Study in Irony: Researchers Say Oil Rigs Are Great for Fish

The platforms off California's coast might provide some of the world’s best marine habitat.

(Photo: EMP Photography/Getty Images)

Oct 21, 2014· 2 MIN READ
Taylor Hill is an associate editor at TakePart covering environment and wildlife.

Those giant offshore oil platforms dotting California’s coastline look like the least friendly marine habitat you could find.

For many people, the structures conjure up memories of some of the worst environmental disasters in American history, from the Santa Barbara oil spill of 1969 to the Deepwater Horizon catastrophe in 2010.

But fish don’t care.

They’ve turned the oil rigs into some of the most productive ocean environments in the world, according to a new report by researchers at Occidental College and the University of California, Santa Barbara.

The scientists, who studied 16 offshore oil platforms over a 15-year period, found that on average, the artificial structures are home to 27 times as many fish as natural rocky reefs in the area.

But it’s not just a California thing. There are 10 times as many fish on the platforms as are found in natural marine habitats worldwide.

“We were surprised by how large the numbers were relative to the research done elsewhere,” Jeremy Claisse, an Occidental biologist and the study’s lead author, said in a statement. “On the other hand, given the size of these structures—they range from about 150 to 650 feet tall—and the staggering numbers of fish consistently observed there, it’s not that surprising.”

Platform Gilda Midwater with a school of bocaccio juveniles.

(Photo: Scott Gietler)

But it’s not just their sheer size that makes oil platforms such a habitat-forming hot spot; it’s their verticality.

“Normal rocky reefs are vertically challenged; they’re not extending up into the water column hundreds of feet the way these platforms are,” said Milton Love, a UCSB professor and a coauthor of the study.

For California’s 60 species of rockfish, the platforms allow adult fish to hunker down on the ocean floor, while their offspring congregate higher up in the water column, where they’re protected from predators by the oil rig’s pillars.

“If there was a natural reef that was 300 feet tall, you’d probably see fish numbers that are similar to the platform, but the ocean tends to wear away things built like that,” Love said.

The findings could prompt a rethink of the best way to decommission the thousands of offshore oil and gas platforms around the world, especially as ocean acidification from climate change accelerates the destruction of coral reefs.

“Rather than completely removing the structures, underwater portions could be left intact to provide habitat to supplement increasingly threatened fish populations on natural reefs,” the study states.

It won’t be an easy sell.

“Some people are so angry with the oil companies, they want the platforms taken out no matter how many animals are killed,” said Love. “But others see the platforms as fully functional reefs. Why would we want to blow them up?”
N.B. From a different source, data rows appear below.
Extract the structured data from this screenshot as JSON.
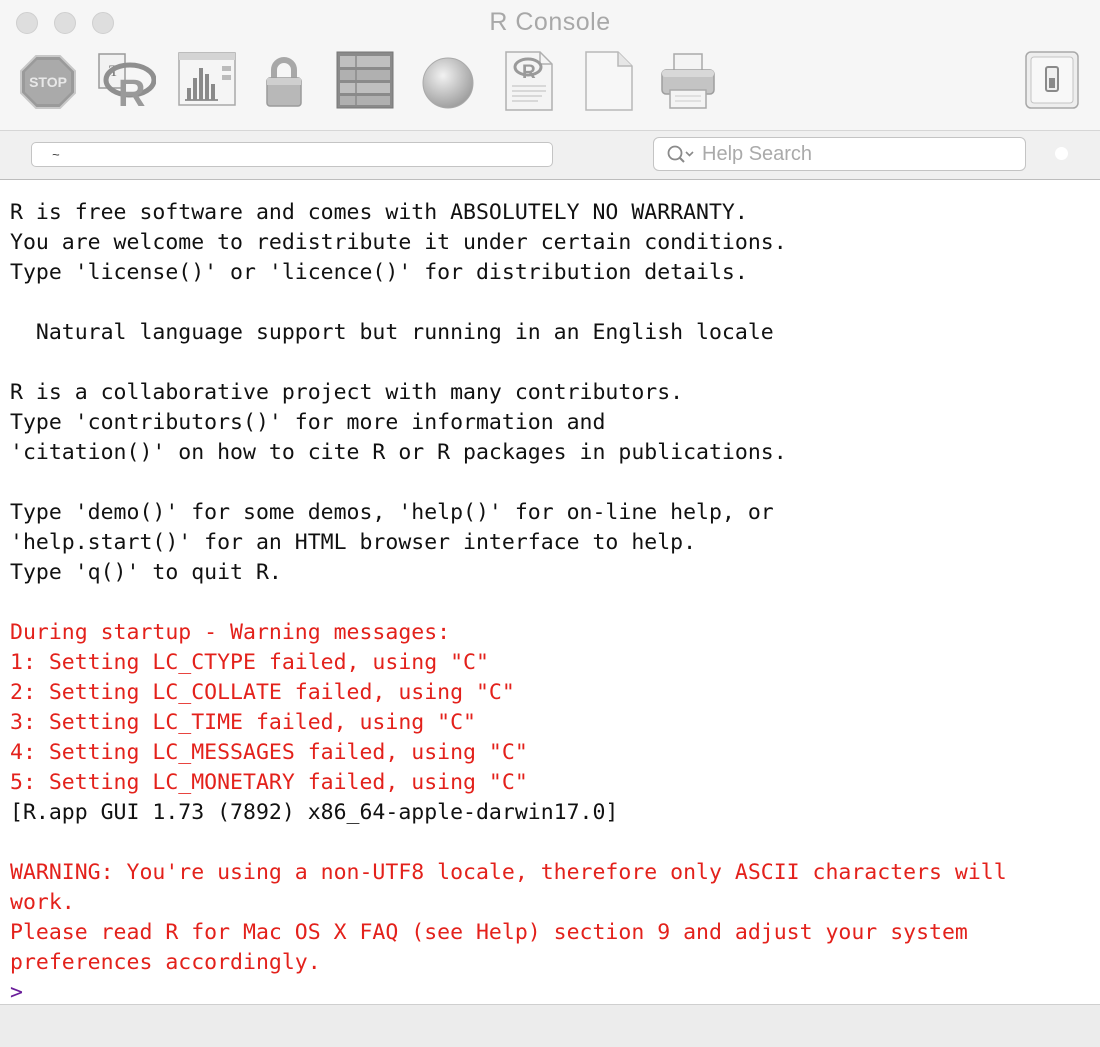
{
  "window": {
    "title": "R Console"
  },
  "toolbar": {
    "items": [
      {
        "name": "stop",
        "icon": "stop-icon"
      },
      {
        "name": "source-script",
        "icon": "source-r-icon"
      },
      {
        "name": "quartz",
        "icon": "quartz-chart-icon"
      },
      {
        "name": "lock",
        "icon": "lock-icon"
      },
      {
        "name": "show-workspace",
        "icon": "workspace-list-icon"
      },
      {
        "name": "color",
        "icon": "sphere-icon"
      },
      {
        "name": "open-document",
        "icon": "r-document-icon"
      },
      {
        "name": "new-document",
        "icon": "blank-document-icon"
      },
      {
        "name": "print",
        "icon": "printer-icon"
      },
      {
        "name": "toggle-drawer",
        "icon": "drawer-toggle-icon"
      }
    ]
  },
  "path_bar": {
    "value": "~"
  },
  "help_search": {
    "placeholder": "Help Search"
  },
  "console": {
    "lines": [
      {
        "text": "R is free software and comes with ABSOLUTELY NO WARRANTY.",
        "style": "normal"
      },
      {
        "text": "You are welcome to redistribute it under certain conditions.",
        "style": "normal"
      },
      {
        "text": "Type 'license()' or 'licence()' for distribution details.",
        "style": "normal"
      },
      {
        "text": "",
        "style": "normal"
      },
      {
        "text": "  Natural language support but running in an English locale",
        "style": "normal"
      },
      {
        "text": "",
        "style": "normal"
      },
      {
        "text": "R is a collaborative project with many contributors.",
        "style": "normal"
      },
      {
        "text": "Type 'contributors()' for more information and",
        "style": "normal"
      },
      {
        "text": "'citation()' on how to cite R or R packages in publications.",
        "style": "normal"
      },
      {
        "text": "",
        "style": "normal"
      },
      {
        "text": "Type 'demo()' for some demos, 'help()' for on-line help, or",
        "style": "normal"
      },
      {
        "text": "'help.start()' for an HTML browser interface to help.",
        "style": "normal"
      },
      {
        "text": "Type 'q()' to quit R.",
        "style": "normal"
      },
      {
        "text": "",
        "style": "normal"
      },
      {
        "text": "During startup - Warning messages:",
        "style": "error"
      },
      {
        "text": "1: Setting LC_CTYPE failed, using \"C\"",
        "style": "error"
      },
      {
        "text": "2: Setting LC_COLLATE failed, using \"C\"",
        "style": "error"
      },
      {
        "text": "3: Setting LC_TIME failed, using \"C\"",
        "style": "error"
      },
      {
        "text": "4: Setting LC_MESSAGES failed, using \"C\"",
        "style": "error"
      },
      {
        "text": "5: Setting LC_MONETARY failed, using \"C\"",
        "style": "error"
      },
      {
        "text": "[R.app GUI 1.73 (7892) x86_64-apple-darwin17.0]",
        "style": "normal"
      },
      {
        "text": "",
        "style": "normal"
      },
      {
        "text": "WARNING: You're using a non-UTF8 locale, therefore only ASCII characters will",
        "style": "error"
      },
      {
        "text": "work.",
        "style": "error"
      },
      {
        "text": "Please read R for Mac OS X FAQ (see Help) section 9 and adjust your system",
        "style": "error"
      },
      {
        "text": "preferences accordingly.",
        "style": "error"
      }
    ],
    "prompt": ">"
  },
  "colors": {
    "error_text": "#e3211b",
    "prompt": "#6a1e9a",
    "normal_text": "#111111"
  }
}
Claisse said the study’s findings offer lessons for offshore wind farm developers.

“The most exciting thing for me is that this study could provide a basis to start thinking about how to modify new renewable energy-generating structures like wind farms or wave energy devices in ways more beneficial to marine conservation and fisheries,” Claisse said.

“From a biological standpoint, the fish don’t know if it’s an oil platform or the bottom of a wind turbine,” he added. “Complex structures can provide a lot of different kinds of habitat to various species of fish at multiple points in their life cycle.”